Understanding Wireless Connection Problems in your Home Network

Wireless connection problems will generally fall within three broad areas of operation in your home network: the computer, the wireless router, and the Internet Service Provider. This article describes the things that could go wrong in each of these major areas of failure. Consequently, your troubleshooting effort should start with the computer you're using, then proceed to your wireless router, and lastly the networking equipment in your Internet Service Provider.

If you're using a computer that runs on a Windows operating system. you'll be more likely to experience connection problems than if you're using one that is based on Linux or the Unix operating system. I have used both Windows Vista and different Linux distributions on my laptop and connection troubles occur mostly when I'm using Vista rather than a Linux distribution.

In most cases, home computers running in a wireless network are setup to get Internet Protocol (IP) addresses from a Dynamic Host Control Protocol (DHCP) server running on the wireless router. In Vista, the computer attempts to get IP addresses from the router and after several failed attempts, it gives up and uses an IP address that may not work on your network. Forcing the Vista computer to request again for network addresses on a few times will work but most of the time, a restart of the computer is necessary to succeed in getting the needed IP addresses.

The Linux platform it seems is better designed to navigate the different situations that can occur in a network setting and is more aggressive in getting the needed IP addresses. In my Android tablet, for example, Android is not going to stop trying to get an IP address until it gets one. When the tablet sleeps, it gives up its IP address and when it wakes up, it again will continuously attempt to get those addresses from the DHCP server until it succeeds in getting the required addresses.

I'm currently using Linux Mint as replacement for my Vista operating system in my laptop and I have never experienced the lost connections that I frequently get when using Windows Vista. I'm not intimately familiar with the programs that are running the network connections between my laptop and my wireless router but it appears that Linux Mint is able to play better with the programs in my wireless router which for all I know may be running a stripped down Linux system. What I did with my Windows Vista is set it up with manually configured IP addresses by getting one address from the address space that is not being distributed by my wireless router.

On the wireless router's side, the most common cause of loss of connection is similar to that of the computer running on the home network. Somehow after several failed attempts, the router simply gives up trying to get a valid IP address and subnet mask for it to be able to communicate with the rest of the Internet. Here, the solution is very simple. You just need to access your router using your laptop and check if it was able to get a valid IP address that can be routed in the Internet.

When your computer and your wireless router are connected but you can't access the Internet, check that your wireless router has a valid Internet address. If the address shown are all zeros, then it was not able to get one so you have to manually tell your router to get one. You can do this by clicking on the renew button or connect button whichever is present in your router's web interface page. After a while, you'll notice that your router was able to get the needed addresses and the blanks for addresses are filled with those it got from the router at your Internet Service Provider. You should be able to surf the Internet now from the browser in your laptop.

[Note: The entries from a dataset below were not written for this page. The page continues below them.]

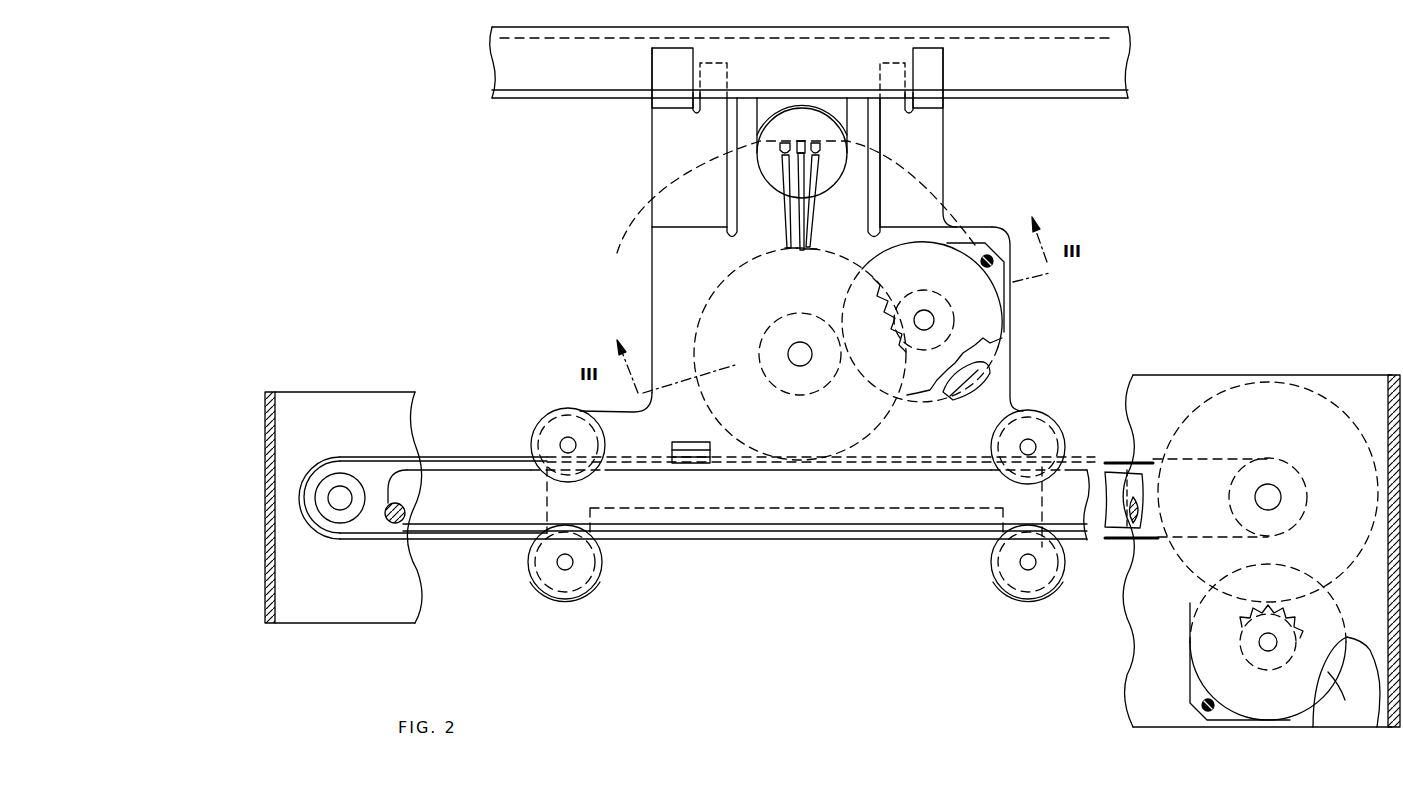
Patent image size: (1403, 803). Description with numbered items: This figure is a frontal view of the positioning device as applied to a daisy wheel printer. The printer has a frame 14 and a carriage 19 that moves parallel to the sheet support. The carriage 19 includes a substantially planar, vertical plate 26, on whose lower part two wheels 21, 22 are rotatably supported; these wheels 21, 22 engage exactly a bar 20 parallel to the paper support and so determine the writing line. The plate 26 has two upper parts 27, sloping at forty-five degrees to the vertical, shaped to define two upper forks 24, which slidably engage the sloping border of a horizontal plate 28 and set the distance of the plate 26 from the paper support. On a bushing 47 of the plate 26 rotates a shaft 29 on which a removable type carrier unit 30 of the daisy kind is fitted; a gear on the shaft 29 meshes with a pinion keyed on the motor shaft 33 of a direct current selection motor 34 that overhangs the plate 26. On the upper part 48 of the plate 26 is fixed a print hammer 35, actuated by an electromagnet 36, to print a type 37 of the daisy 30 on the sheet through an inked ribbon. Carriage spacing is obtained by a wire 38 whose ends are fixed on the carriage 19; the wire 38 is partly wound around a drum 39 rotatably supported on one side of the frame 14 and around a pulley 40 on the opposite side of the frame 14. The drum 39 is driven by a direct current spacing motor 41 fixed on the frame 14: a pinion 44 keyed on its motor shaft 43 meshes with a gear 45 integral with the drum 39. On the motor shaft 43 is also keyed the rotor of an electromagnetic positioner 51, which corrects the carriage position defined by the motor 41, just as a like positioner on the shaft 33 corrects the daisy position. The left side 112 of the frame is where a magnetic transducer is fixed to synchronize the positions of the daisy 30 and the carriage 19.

The frame 14 is at (283, 466).
The carriage 19 is at (552, 227).
The bar 20 is at (473, 513).
The wheel 21 is at (551, 410).
The wheel 22 is at (599, 577).
The upper fork 24 is at (693, 70).
The plate 26 is at (1008, 340).
The upper part 27 is at (662, 153).
The horizontal plate 28 is at (1120, 36).
The shaft 29 is at (793, 358).
The type carrier unit 30 is at (614, 255).
The motor shaft 33 is at (928, 320).
The selection motor 34 is at (970, 400).
The print hammer 35 is at (802, 140).
The electromagnet 36 is at (833, 173).
The type 37 is at (818, 150).
The wire 38 is at (432, 458).
The drum 39 is at (1283, 460).
The pulley 40 is at (352, 470).
The spacing motor 41 is at (1330, 673).
The motor shaft 43 is at (1262, 646).
The pinion 44 is at (1243, 633).
The gear 45 is at (1180, 413).
The bushing 47 is at (832, 378).
The upper part 48 is at (748, 182).
The electromagnetic positioner 51 is at (1205, 617).
The left side 112 is at (1390, 428).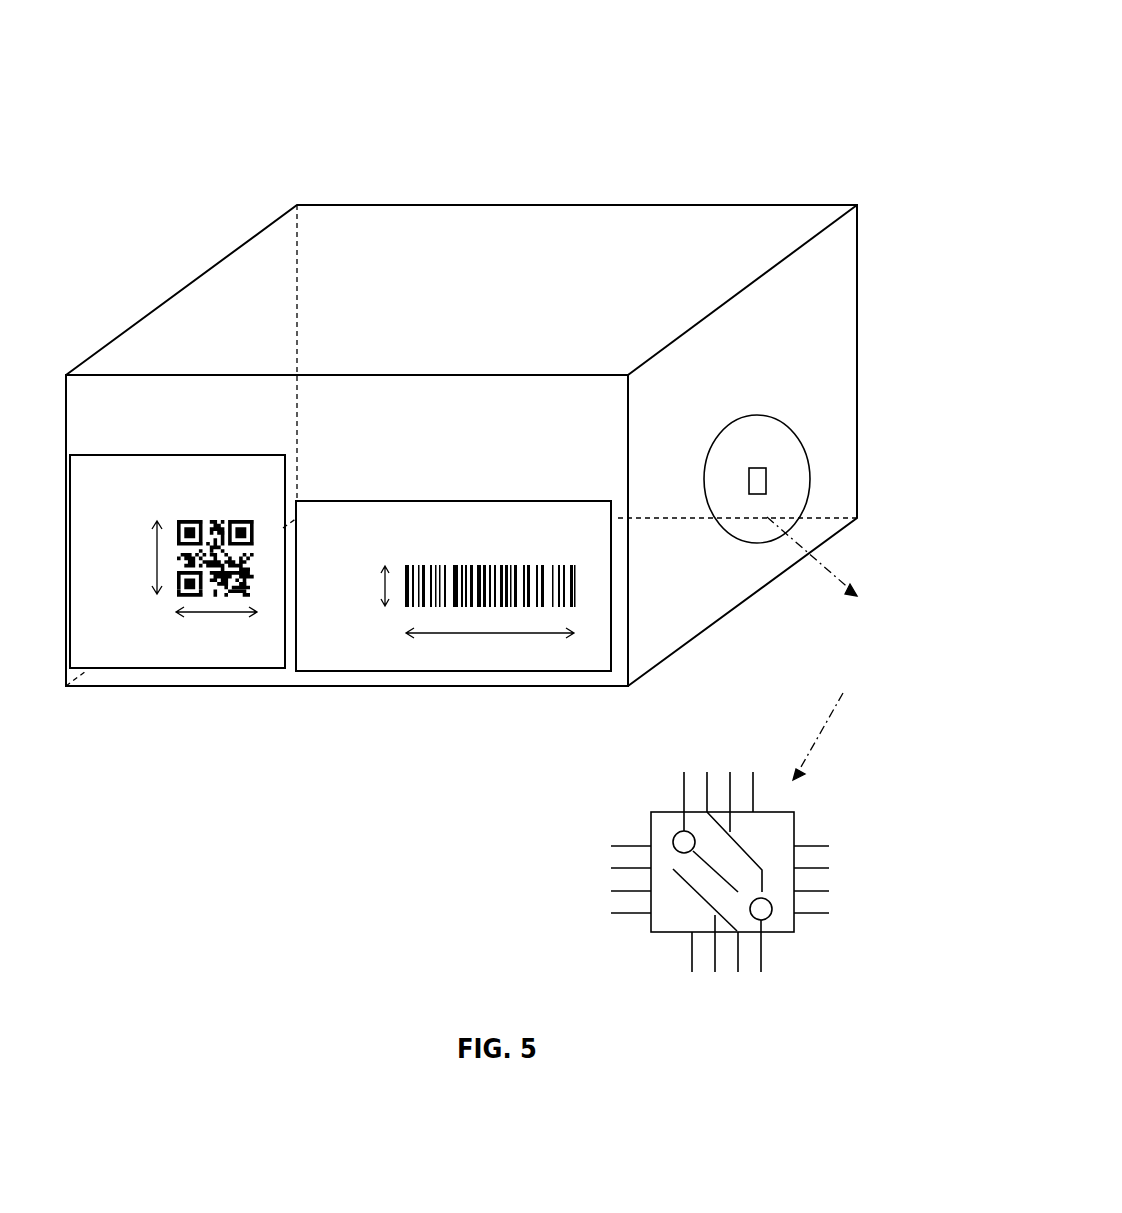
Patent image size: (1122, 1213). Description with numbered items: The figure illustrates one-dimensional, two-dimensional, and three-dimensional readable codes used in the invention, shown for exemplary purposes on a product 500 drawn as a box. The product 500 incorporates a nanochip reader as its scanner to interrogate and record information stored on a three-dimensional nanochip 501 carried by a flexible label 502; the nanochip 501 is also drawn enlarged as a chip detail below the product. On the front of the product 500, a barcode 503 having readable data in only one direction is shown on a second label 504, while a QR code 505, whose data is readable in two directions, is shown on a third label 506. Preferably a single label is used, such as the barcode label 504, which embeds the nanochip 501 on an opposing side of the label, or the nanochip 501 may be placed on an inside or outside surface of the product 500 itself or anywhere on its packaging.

The product 500 is at (703, 61).
The 3D nanochip 501 is at (741, 435).
The flexible label 502 is at (760, 482).
The barcode 503 is at (417, 592).
The second label 504 is at (422, 517).
The QR code 505 is at (118, 478).
The third label 506 is at (177, 590).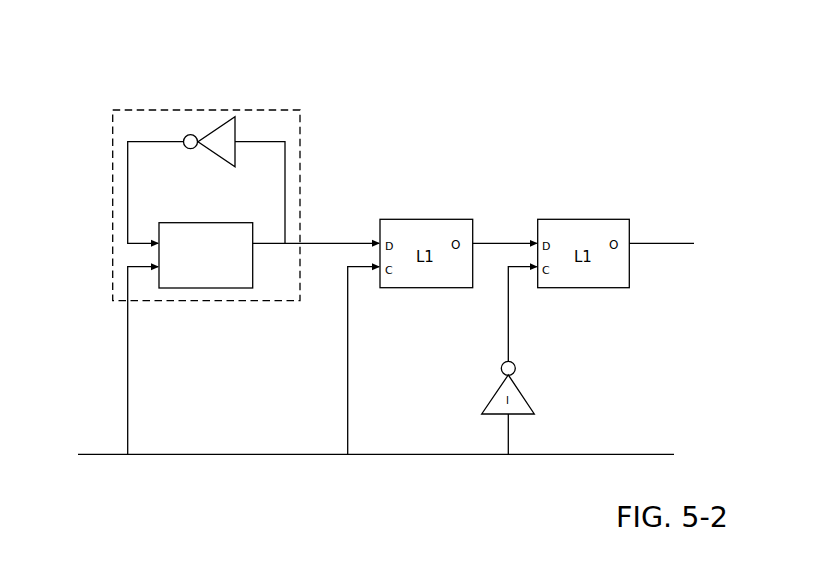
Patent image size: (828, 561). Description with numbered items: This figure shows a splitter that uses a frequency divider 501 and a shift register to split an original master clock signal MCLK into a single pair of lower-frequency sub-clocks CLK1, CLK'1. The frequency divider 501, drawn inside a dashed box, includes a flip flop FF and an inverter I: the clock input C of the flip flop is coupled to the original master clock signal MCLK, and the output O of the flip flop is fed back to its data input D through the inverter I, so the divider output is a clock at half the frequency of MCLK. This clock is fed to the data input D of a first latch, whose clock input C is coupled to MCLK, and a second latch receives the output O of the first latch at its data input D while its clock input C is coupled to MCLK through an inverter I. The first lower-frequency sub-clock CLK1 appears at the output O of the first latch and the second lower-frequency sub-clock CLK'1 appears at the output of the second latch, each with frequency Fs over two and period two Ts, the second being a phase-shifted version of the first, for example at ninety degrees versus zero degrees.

The frequency divider 501 is at (113, 110).
The first lower-frequency sub-clock CLK1 is at (504, 243).
The second lower-frequency sub-clock CLK'1 is at (661, 197).
The original master clock signal MCLK is at (349, 457).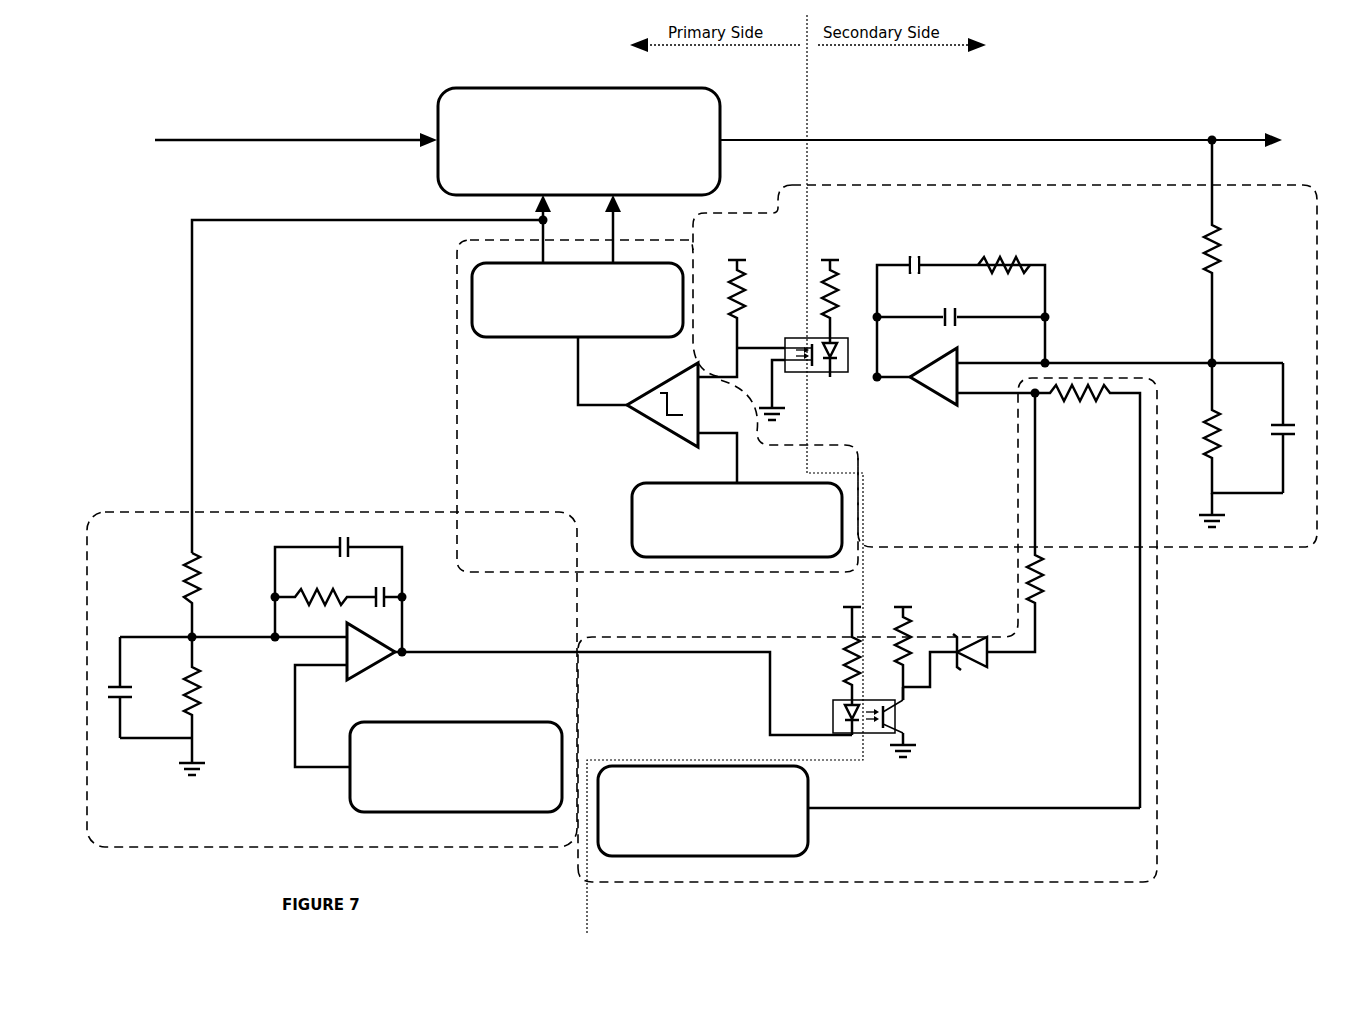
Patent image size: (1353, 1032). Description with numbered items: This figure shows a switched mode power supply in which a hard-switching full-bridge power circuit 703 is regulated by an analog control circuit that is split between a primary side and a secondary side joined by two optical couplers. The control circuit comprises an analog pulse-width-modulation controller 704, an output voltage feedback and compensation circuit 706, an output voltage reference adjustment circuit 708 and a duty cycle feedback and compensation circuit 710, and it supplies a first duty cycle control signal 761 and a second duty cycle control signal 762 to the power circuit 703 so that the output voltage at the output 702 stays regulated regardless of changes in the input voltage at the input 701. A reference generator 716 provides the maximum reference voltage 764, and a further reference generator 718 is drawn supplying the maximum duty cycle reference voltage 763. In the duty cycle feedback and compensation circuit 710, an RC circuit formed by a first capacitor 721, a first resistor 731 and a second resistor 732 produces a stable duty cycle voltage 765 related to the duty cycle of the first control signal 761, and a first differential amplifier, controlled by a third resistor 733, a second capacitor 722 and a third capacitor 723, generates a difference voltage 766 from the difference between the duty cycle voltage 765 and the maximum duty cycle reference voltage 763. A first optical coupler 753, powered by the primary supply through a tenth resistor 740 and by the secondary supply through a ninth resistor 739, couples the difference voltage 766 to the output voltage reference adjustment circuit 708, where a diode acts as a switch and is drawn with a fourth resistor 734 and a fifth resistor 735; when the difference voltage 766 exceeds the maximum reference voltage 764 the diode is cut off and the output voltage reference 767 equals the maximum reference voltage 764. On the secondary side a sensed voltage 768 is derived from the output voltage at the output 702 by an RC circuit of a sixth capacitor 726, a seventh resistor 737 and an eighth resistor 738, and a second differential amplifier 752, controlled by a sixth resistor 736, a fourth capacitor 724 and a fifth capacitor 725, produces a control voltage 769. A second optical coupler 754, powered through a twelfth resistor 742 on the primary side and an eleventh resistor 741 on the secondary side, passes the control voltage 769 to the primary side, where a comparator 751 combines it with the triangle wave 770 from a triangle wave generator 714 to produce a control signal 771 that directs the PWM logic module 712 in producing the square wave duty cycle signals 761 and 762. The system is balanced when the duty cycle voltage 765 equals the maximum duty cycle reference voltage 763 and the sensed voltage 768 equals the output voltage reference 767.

The input 701 is at (220, 116).
The output 702 is at (1172, 115).
The hard-switching full-bridge power circuit 703 is at (579, 141).
The analog pulse-width-modulation controller 704 is at (741, 435).
The output voltage feedback and compensation circuit 706 is at (1005, 474).
The output voltage reference adjustment circuit 708 is at (867, 630).
The duty cycle feedback and compensation circuit 710 is at (469, 679).
The PWM logic module 712 is at (577, 300).
The triangle wave generator 714 is at (737, 520).
The reference generator 716 is at (703, 811).
The reference generator 718 is at (456, 767).
The capacitor C1 721 is at (129, 687).
The capacitor C2 722 is at (338, 592).
The capacitor C3 723 is at (381, 599).
The capacitor C4 724 is at (963, 312).
The capacitor C5 725 is at (899, 265).
The capacitor C6 726 is at (1293, 428).
The resistor R1 731 is at (176, 588).
The resistor R2 732 is at (162, 706).
The resistor R3 733 is at (324, 599).
The resistor R4 734 is at (1029, 522).
The resistor R5 735 is at (1087, 596).
The resistor R6 736 is at (1001, 260).
The resistor R7 737 is at (1230, 445).
The resistor R8 738 is at (1225, 251).
The resistor R9 739 is at (894, 643).
The resistor R10 740 is at (840, 643).
The resistor R11 741 is at (843, 288).
The resistor R12 742 is at (725, 307).
The comparator COI 751 is at (371, 657).
The operational amplifier U2 752 is at (929, 386).
The optical coupler U3 753 is at (863, 722).
The optical coupler U4 754 is at (800, 379).
The control signal Ds 761 is at (423, 374).
The control signal Dsr 762 is at (628, 229).
The maximum duty cycle reference voltage VDref 763 is at (322, 717).
The maximum reference voltage Vref0 764 is at (974, 798).
The duty cycle voltage VDt 765 is at (233, 636).
The voltage Vt 766 is at (623, 682).
The output voltage reference Vref 767 is at (998, 400).
The sensed voltage Vs 768 is at (1120, 355).
The control voltage 769 is at (959, 323).
The triangle wave 770 is at (718, 449).
The control signal 771 is at (802, 485).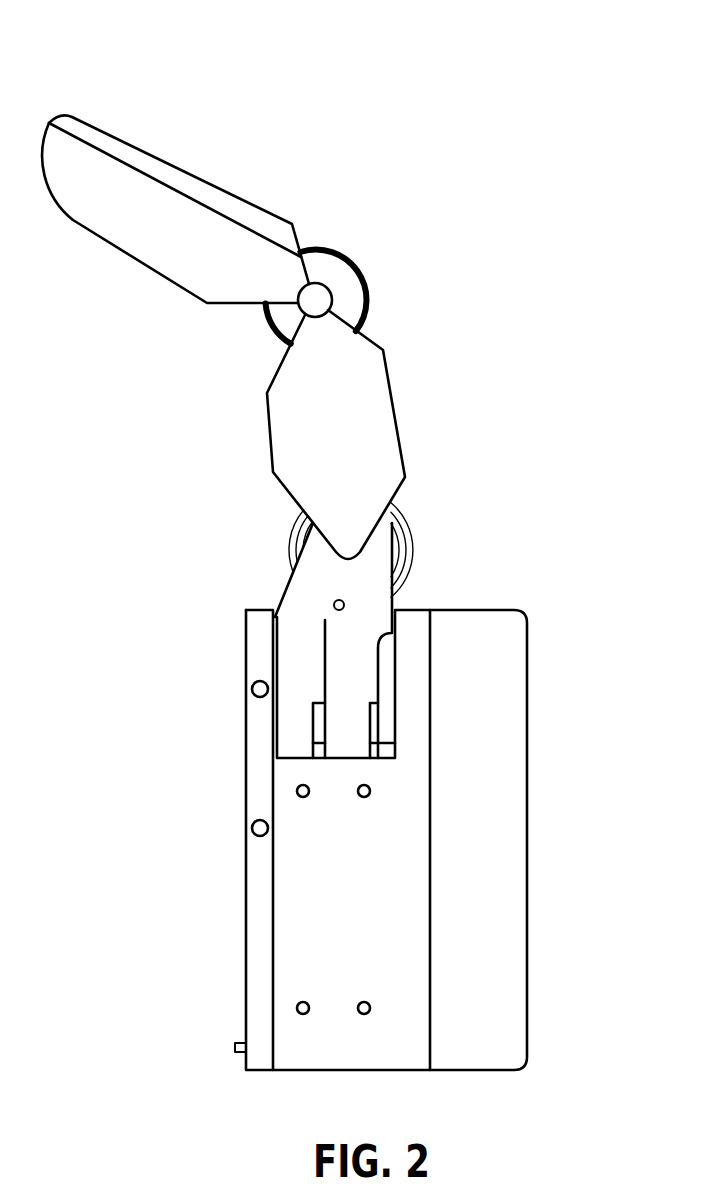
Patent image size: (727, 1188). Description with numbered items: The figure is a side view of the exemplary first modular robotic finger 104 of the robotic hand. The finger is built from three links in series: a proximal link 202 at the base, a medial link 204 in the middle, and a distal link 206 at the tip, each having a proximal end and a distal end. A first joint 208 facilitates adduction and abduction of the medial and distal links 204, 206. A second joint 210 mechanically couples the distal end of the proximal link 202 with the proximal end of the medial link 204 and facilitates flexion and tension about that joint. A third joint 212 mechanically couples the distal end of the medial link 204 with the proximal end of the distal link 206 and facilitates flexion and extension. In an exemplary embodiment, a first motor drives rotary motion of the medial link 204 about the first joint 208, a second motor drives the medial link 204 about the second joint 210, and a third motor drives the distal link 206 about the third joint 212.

The first modular robotic finger 104 is at (192, 103).
The proximal link 202 is at (527, 750).
The medial link 204 is at (383, 390).
The distal link 206 is at (157, 153).
The first joint 208 is at (247, 730).
The second joint 210 is at (413, 532).
The third joint 212 is at (368, 300).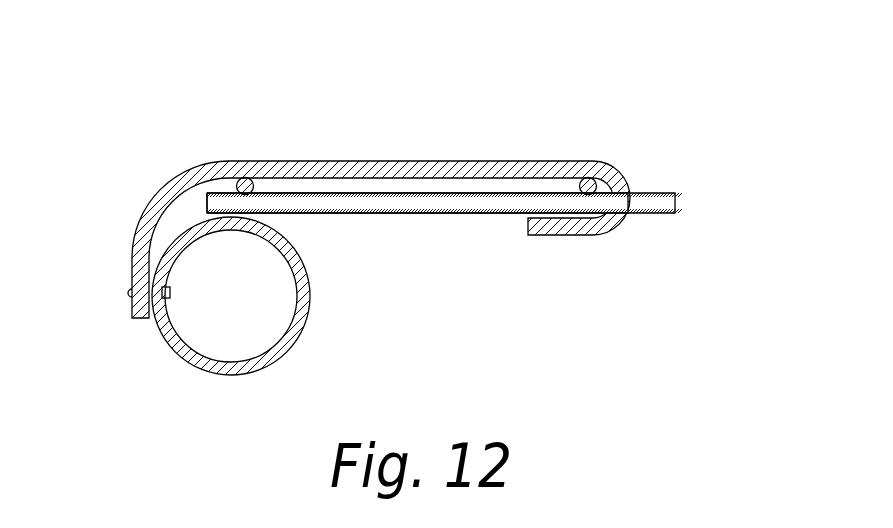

If there is still a problem, the fault may now lie on the equipment at the office of your Internet Service Provider. At this point, you can't do much except to wait until the people there are able to resolve their connectivity problem. You can call the service numbers of your Internet Service Provider and inquire if they are experiencing connectivity problems. The fact that your laptop is able to connect with the router tells you that there is no connection problem between your laptop and your wireless router. The fact that your router was able to get an IP address from your Internet Service Provider tells you that your connection with your provider is okay. The most probable reason at this point is trouble at your Internet Service Provider's end. You just have to wait until they are able to resolve the connection problem at their end.